Sunday, 30 October 2016

BLOG TOUR: "Earning It: Hard-Won Lessons from Trailblazing Women at the Top of the Business World" by Joann S. Lublin

Book Review by Sapphire Ng

Earning It: Hard-Won Lessons from Trailblazing Women at the Top of the Business World
by Joann S. Lublin
HarperBusiness
ISBN: 978-0062407474
Copyright October 2016
Hardcover, 304 Pages 

Earning It makes for a rather light, quick and enjoyable read. This book features countless inspirational and candid anecdotes of powerful and intelligent women contending in the male-dominated executive world. Delivered in an exceedingly positive and hopeful tone, this motivational book fittingly speaks to females from all walks of life, and certainly for aspiring female executives. The incredibly inspirational nature of the book of course does not preclude it from being a greatly invigorating read for men, including those keen to gain a deeper understanding of women’s struggles in the executive world. 

Narratives of formidable female “trailblazers”—those who successfully ascended to “the pinnacle of management”—are forefronted in the book.
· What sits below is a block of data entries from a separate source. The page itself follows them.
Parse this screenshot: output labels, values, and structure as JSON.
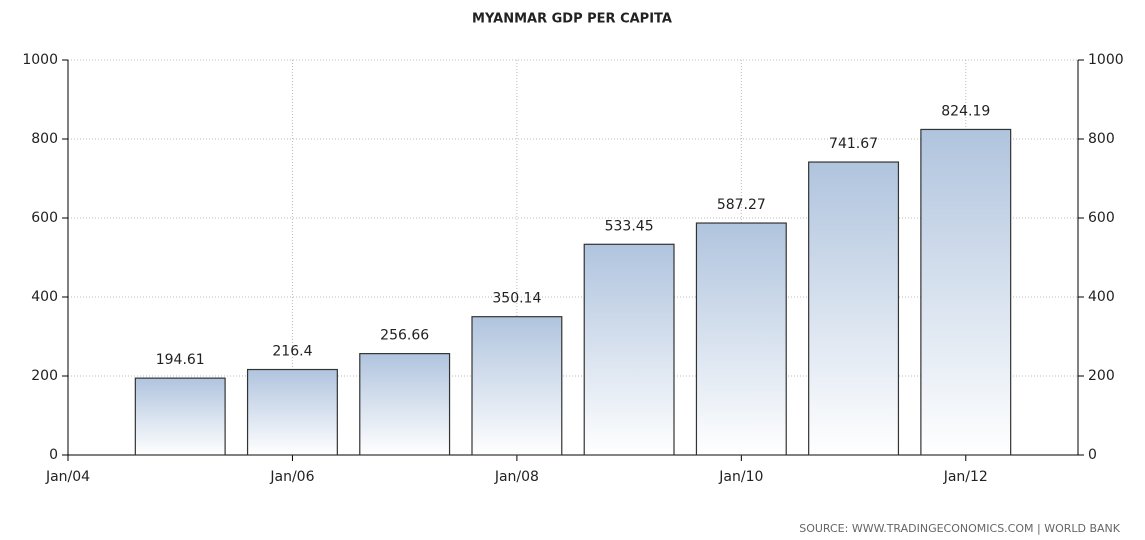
{
  "chart_data": {
    "type": "bar",
    "title": "MYANMAR GDP PER CAPITA",
    "source": "SOURCE:  WWW.TRADINGECONOMICS.COM  |  WORLD BANK",
    "x": [
      2005,
      2006,
      2007,
      2008,
      2009,
      2010,
      2011,
      2012
    ],
    "values": [
      194.61,
      216.4,
      256.66,
      350.14,
      533.45,
      587.27,
      741.67,
      824.19
    ],
    "color": "#b0c4de",
    "xlim": [
      2004,
      2013
    ],
    "xticks": [
      {
        "value": 2004,
        "label": "Jan/04"
      },
      {
        "value": 2006,
        "label": "Jan/06"
      },
      {
        "value": 2008,
        "label": "Jan/08"
      },
      {
        "value": 2010,
        "label": "Jan/10"
      },
      {
        "value": 2012,
        "label": "Jan/12"
      }
    ],
    "ylim": [
      0,
      1000
    ],
    "yticks": [
      0,
      200,
      400,
      600,
      800,
      1000
    ],
    "y2lim": [
      0,
      1000
    ],
    "y2ticks": [
      0,
      200,
      400,
      600,
      800,
      1000
    ],
    "grid": true
  }
}
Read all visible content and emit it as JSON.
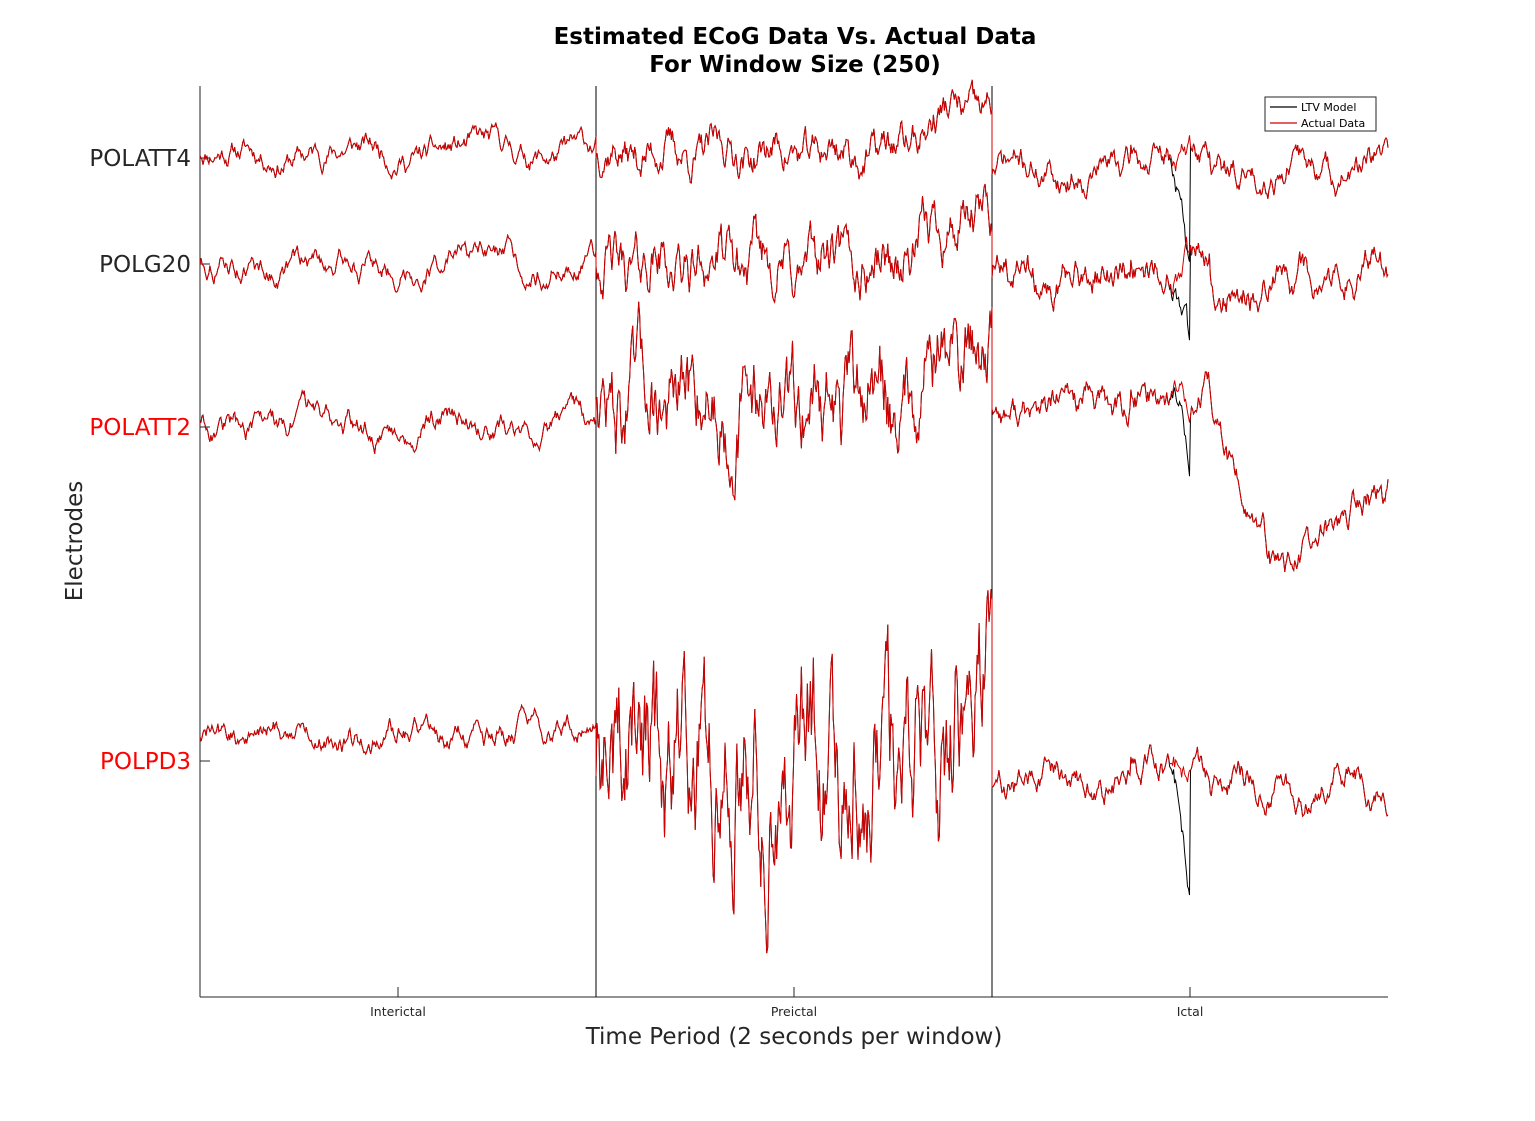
{
  "chart_data": {
    "type": "line",
    "title": [
      "Estimated ECoG Data Vs. Actual Data",
      "For Window Size (250)"
    ],
    "xlabel": "Time Period (2 seconds per window)",
    "ylabel": "Electrodes",
    "x_ticks": [
      "Interictal",
      "Preictal",
      "Ictal"
    ],
    "periods": [
      "Interictal",
      "Preictal",
      "Ictal"
    ],
    "legend": {
      "position": "top-right",
      "entries": [
        "LTV Model",
        "Actual Data"
      ]
    },
    "series_colors": {
      "LTV Model": "#000000",
      "Actual Data": "#d40000"
    },
    "tick_colors": {
      "normal": "#262626",
      "highlight": "#ff0000"
    },
    "electrodes": [
      {
        "name": "POLATT4",
        "highlight": false,
        "interictal": {
          "level": 0.0,
          "amp": 0.35
        },
        "preictal": {
          "level": 0.0,
          "amp": 0.6,
          "rise_to": 2.1
        },
        "ictal": {
          "level": -0.9,
          "amp": 0.45,
          "model_drop": -6.6
        }
      },
      {
        "name": "POLG20",
        "highlight": false,
        "interictal": {
          "level": 0.0,
          "amp": 0.35
        },
        "preictal": {
          "level": 0.0,
          "amp": 0.9,
          "rise_to": 2.2
        },
        "ictal": {
          "level": -0.6,
          "amp": 0.55,
          "model_drop": -4.6
        }
      },
      {
        "name": "POLATT2",
        "highlight": true,
        "interictal": {
          "level": 0.0,
          "amp": 0.35
        },
        "preictal": {
          "level": 1.2,
          "amp": 1.5,
          "rise_to": 3.8
        },
        "ictal": {
          "level": 0.7,
          "amp": 0.5,
          "model_drop": -2.8,
          "actual_dip": -7.6,
          "end_level": -3.4
        }
      },
      {
        "name": "POLPD3",
        "highlight": true,
        "interictal": {
          "level": 0.0,
          "amp": 0.35
        },
        "preictal": {
          "level": -1.0,
          "amp": 2.6,
          "rise_to": 2.2
        },
        "ictal": {
          "level": -2.5,
          "amp": 0.45,
          "model_drop": -6.5
        }
      }
    ]
  }
}
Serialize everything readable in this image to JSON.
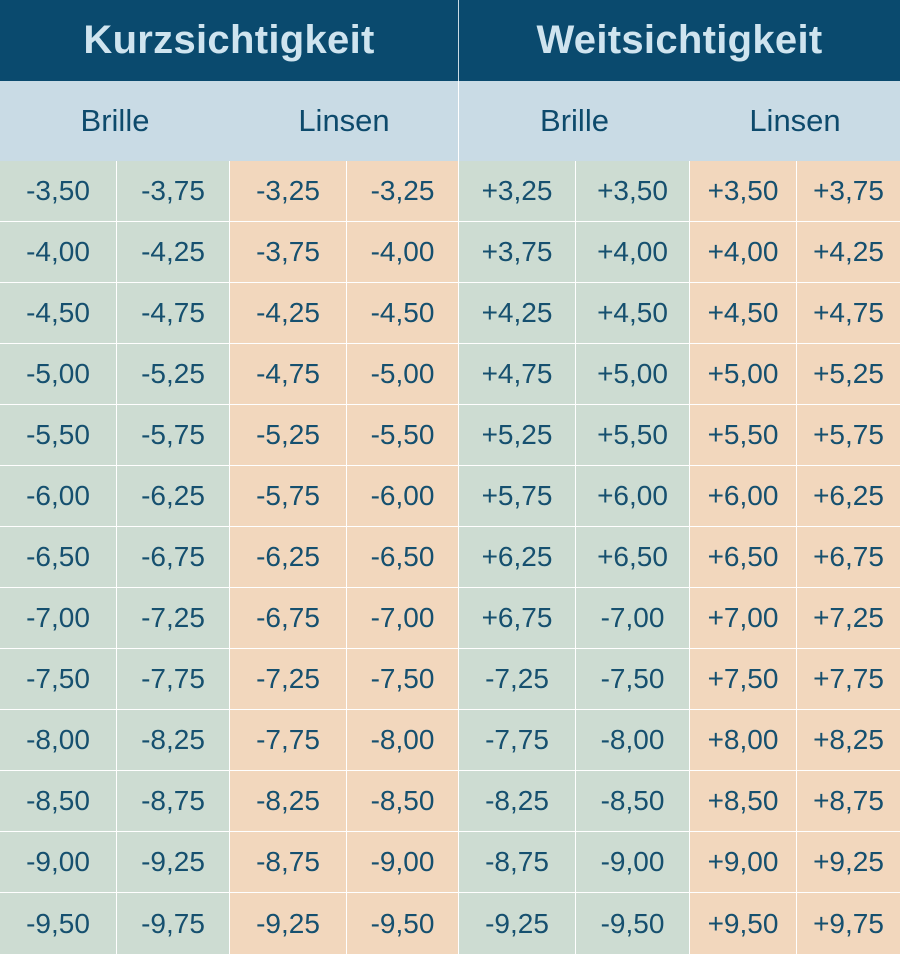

Corporate leaders such as Cathie Black, who was the president of Hearst Magazines, and called “the First Lady of American Magazines;” Meg Whitman, chief executive of Hewlett Packard Enterprise; Irene Rosenfeld, chief executive of the global snacks manufacturer Mondelez International; Anne Mulcahy, former CEO of Xerox Corporation, and more. 

Interweaved into these anecdotes of female chief executives are critical matters such as the imperative need to challenge board bias and sexism in the context of pursuing corporate directorship; of actively engaging oneself in the strategic advocacy for other women aspiring to ascend the corporate hierarchy; and the pivotal role of sponsors and mentors in career advancement. 

Inseverable from the discussion include notions of gender discrimination and gender stereotypes, manifested in forms such as the inequitable standards required of women versus men in the corporate workplace. With the prevalence of the gender pay gap, the book also shares stories and related advice and morsels of wisdom pertaining to compensation bargaining. There was a rather interesting discussion of strategies employable by women executives particularly in terms of the management of men, especially men inimical to female leadership.

One cited statistic in the book was particularly memorable; the evidence of the appalling disparity in opinion between female and male directors on the importance of board gender diversity. The book covers a range of other intriguing matters, examples include the rather curious notion of women’s self-fabricated glass ceiling; the reassuring implementation of corporate training programs targeting unconscious bias; the concept of diversity dividend; and even brief discussions of the female turnover rate in skilled professions. 

The uncorrected proof copy of the book inevitably contains errors expected to be resolved by the time of publication. It is undeniable however that the mistakes littering the pages of the book diminishes the reviewer’s overall enjoyment of the book. It was unpleasant to come across almost every instance of “company” in the book being spelled as “concern”—example sentences include “the first sisters to command Fortune 500 concerns,” “about 54 percent of the sixty-seven concerns in the Standard & Poor’s 1500 Index,” or “big cosmetics concern hired her.” 

Whilst the anecdotes in the book are qualifyingly engaging, the introduction however does not do the book justice. The rather cliched approach and ideas adopted alongside bland and ordinary rendering of the subject matter in the introduction fails to distinguish the book from the competitive sea of nonfiction works dealing with a similar subject. 


The rather lackluster introduction of the book very unfortunately could potentially translate into lost sales and readership. Particularly in the case of failing to convince or to provide a compelling reason for readers to further engage with the book by virtue of merit of the introduction, or in the instance of those who base their purchase decisions on impressions left by browsing the beginning of the book. 






Disclaimer: I received a complimentary copy of this book from HarperCollins and TLC Book Tours for this review. 



1 comment:

Heather J @ TLC Book Tours said...

As a working mom I can always use inspirational stories of women succeeding to help me when I'm struggling to balance everything.

Thanks for being a part of the tour!